Podman in a container

No

Privileged Or Rootless

None

Upstream Latest Release

No

Additional environment details

Additional environment details

Additional information

I am not allowed to change the podman version, so I haven't tried on 5.x yet. Using the same setup on the docker engine on my Mac worked just fine.

rhatdan commented 1 month ago

You are saying that docker-compose sees a like like:

services.frontend.build.ulimits.nofile=65535

And supposedly tells the DockerAPI to set this setting, and it works with Docker but fails with Podman correct?

dpkass commented 1 month ago

I‘m not sure what you mean exactly, but I believe so yes. Setting build ulimit is possible with normal docker-compose build, if a docker daemon is handling the request.

Check the last item on this link. https://docs.docker.com/compose/compose-file/build/#ulimits

The Docker Docs were a bit ambiguous as well in that regard. From the wording it is unclear if the final running container has the ulimit or the build container.
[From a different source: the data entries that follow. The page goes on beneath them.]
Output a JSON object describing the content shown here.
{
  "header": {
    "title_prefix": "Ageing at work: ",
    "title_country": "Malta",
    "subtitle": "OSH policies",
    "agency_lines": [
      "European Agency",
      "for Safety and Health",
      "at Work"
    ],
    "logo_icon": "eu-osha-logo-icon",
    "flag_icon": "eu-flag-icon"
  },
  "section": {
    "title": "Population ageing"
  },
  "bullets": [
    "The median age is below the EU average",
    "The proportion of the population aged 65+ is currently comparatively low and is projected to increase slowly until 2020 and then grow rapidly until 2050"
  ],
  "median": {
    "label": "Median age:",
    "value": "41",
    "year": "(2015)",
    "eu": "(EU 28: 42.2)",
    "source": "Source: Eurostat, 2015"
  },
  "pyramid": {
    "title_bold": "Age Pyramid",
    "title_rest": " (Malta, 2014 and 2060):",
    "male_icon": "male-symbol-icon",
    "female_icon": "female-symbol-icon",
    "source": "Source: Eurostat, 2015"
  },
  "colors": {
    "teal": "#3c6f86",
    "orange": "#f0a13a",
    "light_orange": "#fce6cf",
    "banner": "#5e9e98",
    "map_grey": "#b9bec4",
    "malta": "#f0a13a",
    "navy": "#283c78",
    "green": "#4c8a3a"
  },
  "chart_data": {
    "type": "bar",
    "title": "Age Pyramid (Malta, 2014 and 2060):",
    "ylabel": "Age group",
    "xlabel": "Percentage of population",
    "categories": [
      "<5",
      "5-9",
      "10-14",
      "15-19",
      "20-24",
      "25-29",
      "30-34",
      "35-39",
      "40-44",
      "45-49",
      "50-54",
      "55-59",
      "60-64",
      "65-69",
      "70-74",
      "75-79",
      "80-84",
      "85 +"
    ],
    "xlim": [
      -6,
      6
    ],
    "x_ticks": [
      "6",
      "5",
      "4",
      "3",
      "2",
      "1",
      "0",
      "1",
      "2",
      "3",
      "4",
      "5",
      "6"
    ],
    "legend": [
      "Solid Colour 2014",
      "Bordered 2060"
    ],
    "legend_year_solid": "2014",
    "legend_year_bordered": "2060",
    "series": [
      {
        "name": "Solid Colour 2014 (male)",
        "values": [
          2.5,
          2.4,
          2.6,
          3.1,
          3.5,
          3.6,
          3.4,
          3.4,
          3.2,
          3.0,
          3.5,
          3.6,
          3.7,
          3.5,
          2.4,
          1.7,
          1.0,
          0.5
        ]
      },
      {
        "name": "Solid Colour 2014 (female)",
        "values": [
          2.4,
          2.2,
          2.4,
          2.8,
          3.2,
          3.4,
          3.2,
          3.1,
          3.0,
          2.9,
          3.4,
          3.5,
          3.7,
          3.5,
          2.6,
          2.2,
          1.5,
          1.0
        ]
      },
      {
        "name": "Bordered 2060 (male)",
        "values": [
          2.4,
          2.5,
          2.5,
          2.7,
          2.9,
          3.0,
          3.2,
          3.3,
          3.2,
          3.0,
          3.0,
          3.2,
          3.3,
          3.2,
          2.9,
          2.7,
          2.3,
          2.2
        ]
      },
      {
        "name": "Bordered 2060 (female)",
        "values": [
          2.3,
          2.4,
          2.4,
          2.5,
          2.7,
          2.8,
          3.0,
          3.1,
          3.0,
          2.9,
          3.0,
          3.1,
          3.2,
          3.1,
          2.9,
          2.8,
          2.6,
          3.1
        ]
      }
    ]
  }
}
I simply validated by setting different values and running RUN ulimit -Ha while building the image, and it was always set to the build.ulimits value. With Podman on the other hand it didn’t work, and it used the default value 1024 for nofile for example.

Mit freundlichen Grüßen

Taha El Amine Kassabi

From: Daniel J Walsh @.> Sent: Monday, August 5, 2024 6:50:21 PM To: containers/podman @.> Cc: dpkass @.>; Author @.> Subject: Re: [containers/podman] Podman default ulimits overwrites build ulimits of docker-compose (Issue #23497)

You are saying that docker-compose sees a like like:

services.frontend.build.ulimits.nofile=65535

And supposedly tells the DockerAPI to set this setting, and it works with Docker but fails with Podman correct?

— Reply to this email directly, view it on GitHubhttps://github.com/containers/podman/issues/23497#issuecomment-2269498746, or unsubscribehttps://github.com/notifications/unsubscribe-auth/AWAXVZRTAXZMJRKFLLL24SLZP6UM3AVCNFSM6AAAAABL57C2IGVHI2DSMVQWIX3LMV43OSLTON2WKQ3PNVWWK3TUHMZDENRZGQ4TQNZUGY. You are receiving this because you authored the thread.Message ID: @.***>

rhatdan commented 1 month ago

Any chance you can update to podman 5.* I believe ulimit handling of podman build has been fixed in newer versions.

rhatdan commented 1 month ago

https://github.com/containers/buildah/pull/5275

dpkass commented 1 month ago

Ah seems right. Sorry, I don't know much about the podman eco-system, so I didn't know I should check buildah.

I probably won't be able to upgrade to podman 5, as it is running on the company's many Jenkins servers. I'll ask tho.

github-actions[bot] commented 1 week ago

A friendly reminder that this issue had no activity for 30 days.